Is fall of Silicon Valley Bank a repeat of 2008-09 crisis?

Stunning failure of three successive US banks within a fortnight had forced the Federal Reserve, the US Central Bank to create a lending facility large enough to cover all the insured deposits in the banking system. Shockingly, Barney Frank, the famed Congressman who wrote 2010 Dodd-Frank Banking legislation sits on the Board of New York-based Signature Bank. The Dodd-Frank Act established tougher regulatory measures on banks after the Great Financial Crisis of 2008-09.

Last week, the Federal Deposit Insurance Corporation (FDIC) seized the assets of SVB marking the largest bank failure in the US since Washington Mutual during the height of the 2008 financial crisis. Does the swift and stunning decision by the FDIC and Federal Reserve hint at a looming disaster on the global financial front? Are we staring at a repeat of the Great Financial Crisis of 2008-09? Is this crisis a Solvency Crisis of 2008-09 or a Liquidity Crisis of the 1930s on the back of bank run? And how the failures of Banks in the USA could impact Indian Banking and Financial system?

Will SVB failure impact the Indian banking system?

For starters, the balance sheet structure of Indian banks is quite different from US banks. For Indian banks, loans and advances are the biggest assets on the balance sheet while in US banks like SVB, Investment is the biggest part on the asset side of the balance sheet. For banks, deposits are liabilities while loans and advances are assets. In a balance sheet, assets should always be equal to liability plus equity. 

Before the failure, SVB held $212 billion of assets against $200 billion of liabilities and the equity cushion was $12 billion. Almost 40% of SVB assets (worth $82 billion) were in mortgage-backed securities while loan, and advances correspond to $74 billion. When FED raised interest rates, prices of long-duration bonds like mortgage-backed securities fell drastically. Thus, the value of SVB assets fell with each hike in Interest rates. A general rule of thumb is for every one year of duration, each 1% interest rate move impacts the price of the bond by 1% multiplied by duration. So, a 1% hike on a 10-year duration is a 10% loss for the bond price. 

Also, 55% of the loan and advances were short-term loans to venture capital and private equity funds. Also, SVB received most of its deposit from start-up companies. These companies made a bank run on SVB with a whiff of negative news and on a single day on March 10 depositors, primarily start-ups, withdrew $42 billion from the bank.  

In India, such bank runs are rare due to stringent norms by the regulator. Reserve Bank of India has strict exposure norms for each sector thus Indian banks can’t take such high exposure (like 55% of SVB to VCs and PEs) to a specific sector.
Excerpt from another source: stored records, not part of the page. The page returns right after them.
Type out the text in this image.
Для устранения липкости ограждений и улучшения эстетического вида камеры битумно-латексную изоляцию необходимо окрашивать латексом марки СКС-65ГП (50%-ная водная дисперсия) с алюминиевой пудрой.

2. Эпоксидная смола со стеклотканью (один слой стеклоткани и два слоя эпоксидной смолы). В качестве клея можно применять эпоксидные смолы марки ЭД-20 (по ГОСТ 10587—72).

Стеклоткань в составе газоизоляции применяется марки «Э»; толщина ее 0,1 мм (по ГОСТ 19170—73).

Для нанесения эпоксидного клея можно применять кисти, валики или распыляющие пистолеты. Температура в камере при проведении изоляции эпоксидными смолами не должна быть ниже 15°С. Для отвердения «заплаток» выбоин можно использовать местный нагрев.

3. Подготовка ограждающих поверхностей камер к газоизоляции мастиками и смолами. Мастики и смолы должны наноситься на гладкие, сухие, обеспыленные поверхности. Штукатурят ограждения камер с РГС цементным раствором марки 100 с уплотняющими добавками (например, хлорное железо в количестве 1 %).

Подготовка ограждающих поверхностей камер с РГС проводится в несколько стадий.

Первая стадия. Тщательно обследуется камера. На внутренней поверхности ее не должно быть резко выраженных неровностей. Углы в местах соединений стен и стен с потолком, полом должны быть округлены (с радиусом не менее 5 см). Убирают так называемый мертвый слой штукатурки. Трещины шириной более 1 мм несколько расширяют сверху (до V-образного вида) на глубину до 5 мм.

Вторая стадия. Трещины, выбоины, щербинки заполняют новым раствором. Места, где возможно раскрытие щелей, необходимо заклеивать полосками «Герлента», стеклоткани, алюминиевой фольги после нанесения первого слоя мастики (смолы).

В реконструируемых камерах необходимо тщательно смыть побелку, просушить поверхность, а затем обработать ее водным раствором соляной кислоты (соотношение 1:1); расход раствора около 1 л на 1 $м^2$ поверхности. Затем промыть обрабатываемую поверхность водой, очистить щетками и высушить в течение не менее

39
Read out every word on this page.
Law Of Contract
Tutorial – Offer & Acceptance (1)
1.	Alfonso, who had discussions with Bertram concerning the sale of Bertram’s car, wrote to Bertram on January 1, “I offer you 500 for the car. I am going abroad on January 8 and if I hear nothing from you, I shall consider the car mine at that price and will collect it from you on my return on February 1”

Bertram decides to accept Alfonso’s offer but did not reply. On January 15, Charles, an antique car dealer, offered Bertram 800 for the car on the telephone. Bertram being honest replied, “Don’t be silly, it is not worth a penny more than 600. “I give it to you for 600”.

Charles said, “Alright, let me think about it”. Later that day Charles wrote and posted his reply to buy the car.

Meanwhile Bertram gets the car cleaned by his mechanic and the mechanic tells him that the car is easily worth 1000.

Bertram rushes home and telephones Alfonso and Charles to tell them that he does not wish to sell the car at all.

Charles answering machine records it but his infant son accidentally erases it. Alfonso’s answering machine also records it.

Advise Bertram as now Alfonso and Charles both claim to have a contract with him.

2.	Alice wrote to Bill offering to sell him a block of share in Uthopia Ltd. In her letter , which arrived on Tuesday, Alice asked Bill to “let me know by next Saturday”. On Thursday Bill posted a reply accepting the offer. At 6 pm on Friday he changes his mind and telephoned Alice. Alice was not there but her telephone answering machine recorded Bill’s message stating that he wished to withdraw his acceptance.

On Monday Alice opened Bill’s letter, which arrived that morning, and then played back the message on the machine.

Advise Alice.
A banking expert from a rating agency told Fortune India that the credit-to-deposit ratio of the Indian banking system was 75.9% at the end of December 2022 while investment in bonds was just 23%.

As per RBI’s Financial Stability Report issued on December 29, 2022, the market value of investments in bonds stood at ₹19.5 lakh crore in September 2022. This is less than one-sixth of the total outstanding loan of ₹130.4 lakh crore of the Indian banking system at the end of September 2022. Total deposit at the same time stood at ₹175.4 lakh crore.

In India, interest rates have not moved up drastically, viz a viz US. Also, the weighted average change is not very high as interest rates spiked in the last one year but most of the bonds on banks’ books are from older duration.

Also, net interest income which is a major driver of banks‘ operating income gets a boost during rising interest rates as banks swiftly hike rates on lending but hike on deposits comes in a piecemeal. Even, RBI in its Financial Stability Report found that interest income and other non-interest income (such as fee and commission, underwriting, income from forex operations) partly offset treasury losses in a rising interest rate scenario.

An investment fluctuation reserve (IFR) mandated by RBI that transfers the gains realised on sale of investments during easing interest rate cycle, acted as a shock absorber in a tightening phase.

The IFR guidelines were revised in April 2018 under which banks were advised to transfer net profit on sale of investment to the IFR, until it reaches at least 2% of the Held for Trading (HFT) and Available for Sale (AFS) portfolios. The banking system’s IFR reached 2.2% of HFT plus AFS portfolios in March 2022. This has helped banks to absorb the losses associated with the rise in G-sec yields.

Public Sector Banks posted a net loss of ₹3,465 crore or (corresponds to 8% of Net Operating Income) on Securities trading in Q1 FY23 while it gained a profit of ₹2,376 crore or 2.4% of Net Operating Income. While Private banks cumulatively suffered a loss of ₹643 crore (corresponds to 1.4% of Net Operating Income) in Q1 FY23 while registered a gain of ₹471 crore or 0.4% of net operating income in Q2 FY23.